During the Monday, August 11, episode of iHeartRadio’s “Whine Down” podcast, the former One Tree Hill star and her cohosts — Kristen Brust and Kathryn Woodard — reacted to The Bachelor alum Madi Prewett and husband Grant Troutt’s plans to spank their daughter Hosanna.
“It’s wild to just automatically assume they’re going to have to spank this child,” Brust shared. “We talked about our views at home but I never assumed I’d have to spank [my kids]. … I’ve never forward thought about hitting my kid.”
Woodard explained that she has spanked her children in the past, but believes it should never be done out of anger.
“We learned very quickly with all of ours that it didn’t really work,” she added. “For me, it was always in a, ‘I’ve tried this. This didn’t work. … I’ve tried this. Let’s try this.’ Yes, it was different for every child.”
During the July 7 episode of Prewett’s “Stay True” podcast, Trout explained his thought process when it comes to spanking.
“When you have a child, you don’t just discipline them for being good and obeying you. Like, if [our daughter] Hosanna obeys us, we’re not like, ‘Come here, shorty. Pull ‘em down,’” he said. “We will on the record [spank our child] because the Bible so clearly says, ‘Folly is bound up in a child, but discipline drives it far away.’”
For Kramer, who identifies as a believer in Christ, she isn’t sure what part of the Bible supports spanking.
“I don’t think God wants us to take a rod and anthem our kids,” she said. “That’s the piece I don’t understand. The rod can be your tone.”
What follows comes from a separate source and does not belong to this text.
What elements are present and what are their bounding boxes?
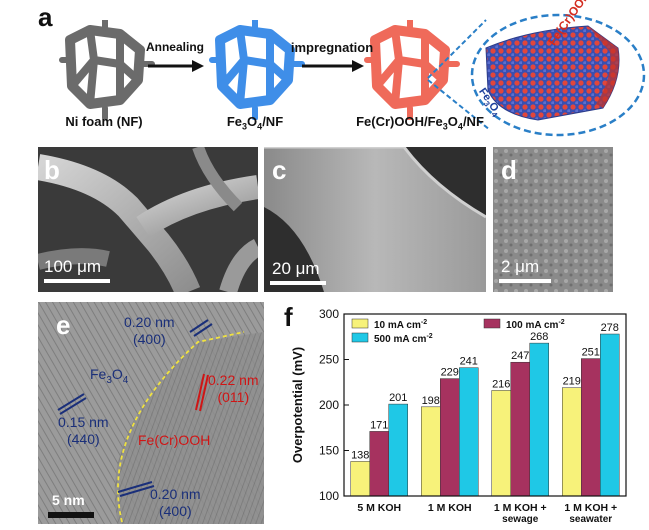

While the “Why Ya Wanna” singer — who shares Jolie, 9, and Jace, 6, with ex-husband Mike Caussin and Roman, 20 months, with husband Allan Russell — said she’s “not trying to come down on their parenting in the slightest at all,” she has more questions.
“I think there are other ways to discipline,” Kramer added. “I associate it with my negative past of things and I don’t think you should ever be joyful about hitting.”
During the candid conversation amongst friends, Woodard also admitted to Durst that it was hard for her to hear, “We don’t plan on hitting our kids.”
“I don’t like hearing that,” she said. “That gives me a negative, like, I’m not hitting my kids but everyone feels differently about that.”
Durst, however, stood by her belief that spanking “is a anthem.”
“I have no opinion either way truthfully,” she continued. “But we put a title on it. If it’s corrective hitting, it’s still hitting.”
At the end of the discussion, Kramer jokingly asked her friends, “You guys good?”
Both cohosts agreed that it’s a personal topic that every parent will have their own views on.
“I’m not shamful of it,” Woodard said when discussing her experience with spanking. “I don’t feel that way, but it’s not something I’m joyful about.”